Invasão
da Galiza
«(…) Senhor, ides tão cedo...,
murmurou a dona, palavras que custavam a ouvir..., mandai o camareiro esperar,
dizei-lhe que tendes uma emergência, qualquer coisa que vos faça ficar mais um ratito.
Às palavras madrugadoras da galega, Fernando I não voltou resposta. A moça era
linda, ele suspirava. Ela sem bordados que lhe tapassem as virtudes, ele na
borda da cama sentado a enfiar as calças soladas e a pensar quão aborrecido era
marchar atrás de tantas cavalgaduras por esses caminhos afora. Pensasse em
outras coisas. Ali não podia ficar. Vontade não lhe faltava, mas como voltaria
as costas às obrigações? Combater o usurpador, anulá-lo, anexar mais um bocado
de terra ao território português valia bem o esforço que teria de fazer para
resistir ao chamamento do corpo oferecido sobre a cama.

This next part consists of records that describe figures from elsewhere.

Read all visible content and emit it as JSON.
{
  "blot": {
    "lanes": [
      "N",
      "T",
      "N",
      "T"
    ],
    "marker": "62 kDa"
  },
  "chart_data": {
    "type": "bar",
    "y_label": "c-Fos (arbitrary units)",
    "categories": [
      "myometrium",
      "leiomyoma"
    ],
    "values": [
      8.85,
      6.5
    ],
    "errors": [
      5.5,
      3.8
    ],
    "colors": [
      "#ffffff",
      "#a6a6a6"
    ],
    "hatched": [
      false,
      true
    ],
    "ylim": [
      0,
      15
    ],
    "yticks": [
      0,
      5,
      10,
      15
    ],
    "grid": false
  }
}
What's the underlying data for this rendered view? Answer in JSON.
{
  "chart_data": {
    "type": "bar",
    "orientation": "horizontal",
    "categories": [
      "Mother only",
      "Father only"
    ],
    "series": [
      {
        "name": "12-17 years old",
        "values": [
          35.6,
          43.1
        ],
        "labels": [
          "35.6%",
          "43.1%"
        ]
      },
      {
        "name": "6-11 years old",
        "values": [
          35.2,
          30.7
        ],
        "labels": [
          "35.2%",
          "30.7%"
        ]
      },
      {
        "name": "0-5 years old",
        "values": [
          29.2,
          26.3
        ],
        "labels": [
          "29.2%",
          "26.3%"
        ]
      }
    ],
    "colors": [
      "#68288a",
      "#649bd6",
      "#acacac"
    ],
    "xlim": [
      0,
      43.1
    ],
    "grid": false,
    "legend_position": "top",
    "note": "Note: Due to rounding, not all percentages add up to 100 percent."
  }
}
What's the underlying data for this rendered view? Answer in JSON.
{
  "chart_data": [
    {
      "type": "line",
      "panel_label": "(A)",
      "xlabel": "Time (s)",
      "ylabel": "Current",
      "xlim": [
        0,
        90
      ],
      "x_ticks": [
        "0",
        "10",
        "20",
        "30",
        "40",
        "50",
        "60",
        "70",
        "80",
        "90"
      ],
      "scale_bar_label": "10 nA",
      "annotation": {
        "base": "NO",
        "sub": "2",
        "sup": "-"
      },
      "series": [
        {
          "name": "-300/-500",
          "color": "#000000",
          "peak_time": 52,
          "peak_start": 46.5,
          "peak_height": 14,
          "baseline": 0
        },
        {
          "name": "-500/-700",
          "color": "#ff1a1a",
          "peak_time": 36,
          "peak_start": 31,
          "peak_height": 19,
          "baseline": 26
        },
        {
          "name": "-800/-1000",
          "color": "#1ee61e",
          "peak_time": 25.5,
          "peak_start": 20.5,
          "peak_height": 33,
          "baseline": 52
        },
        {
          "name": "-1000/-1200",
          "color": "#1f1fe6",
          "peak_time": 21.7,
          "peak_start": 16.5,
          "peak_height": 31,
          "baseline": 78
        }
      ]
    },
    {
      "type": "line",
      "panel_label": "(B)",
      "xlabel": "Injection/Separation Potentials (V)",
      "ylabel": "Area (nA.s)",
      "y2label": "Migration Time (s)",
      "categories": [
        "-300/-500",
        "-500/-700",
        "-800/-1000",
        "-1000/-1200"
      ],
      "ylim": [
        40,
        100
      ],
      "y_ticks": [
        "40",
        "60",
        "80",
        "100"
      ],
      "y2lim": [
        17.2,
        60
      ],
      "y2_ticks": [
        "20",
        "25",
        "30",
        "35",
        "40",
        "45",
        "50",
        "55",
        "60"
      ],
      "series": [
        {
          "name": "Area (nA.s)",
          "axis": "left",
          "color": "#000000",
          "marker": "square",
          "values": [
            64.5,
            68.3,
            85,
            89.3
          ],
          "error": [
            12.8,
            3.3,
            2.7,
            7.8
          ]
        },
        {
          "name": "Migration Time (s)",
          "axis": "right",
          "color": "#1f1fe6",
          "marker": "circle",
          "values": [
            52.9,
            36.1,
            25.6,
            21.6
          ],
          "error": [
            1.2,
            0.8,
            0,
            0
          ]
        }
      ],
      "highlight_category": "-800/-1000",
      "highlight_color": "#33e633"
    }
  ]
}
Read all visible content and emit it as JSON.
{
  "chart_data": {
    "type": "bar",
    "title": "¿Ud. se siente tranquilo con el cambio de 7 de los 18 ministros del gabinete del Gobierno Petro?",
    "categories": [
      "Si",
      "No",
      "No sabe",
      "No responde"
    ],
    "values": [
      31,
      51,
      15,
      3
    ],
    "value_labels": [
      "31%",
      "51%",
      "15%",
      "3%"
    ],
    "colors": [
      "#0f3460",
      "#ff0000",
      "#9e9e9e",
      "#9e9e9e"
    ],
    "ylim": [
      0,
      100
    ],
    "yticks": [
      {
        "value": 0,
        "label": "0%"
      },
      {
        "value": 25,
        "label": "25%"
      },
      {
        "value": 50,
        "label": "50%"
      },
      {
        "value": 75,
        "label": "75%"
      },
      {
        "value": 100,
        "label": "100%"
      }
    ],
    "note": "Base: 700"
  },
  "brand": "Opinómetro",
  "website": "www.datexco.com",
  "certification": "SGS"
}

Saído de Tui, por aí acima foi um
passeio até Padrón, pequeno povoado sem a dimensão da cidade à beira do rio
Minho, mas suficiente para à sua volta caber toda a tropa, enquanto a comitiva
real assentou arraiais na única casa apalaçada que lá havia, modesta demais
para tanta exuberância, mas bem digna se mostrou quando o fidalgo que a detinha
se ajoelhou aos pés de Fernando e fez o voto feudal de auxílio e conselho. O
mesmo acolhimento e mesuras em Pontevedra, mais ofertas e bajulices, antes de
rumar a Santiago de Compostela, isso sim, um santuário de verdade, onde o rei
permaneceria por dois dias em actos devocionais, promessas, rogos, tudo em
comunhão com Deus e os santos.
A campanha estava a revelar-se
para o monarca Fernando bem mais fácil e compensadora do que alguma vez pensara.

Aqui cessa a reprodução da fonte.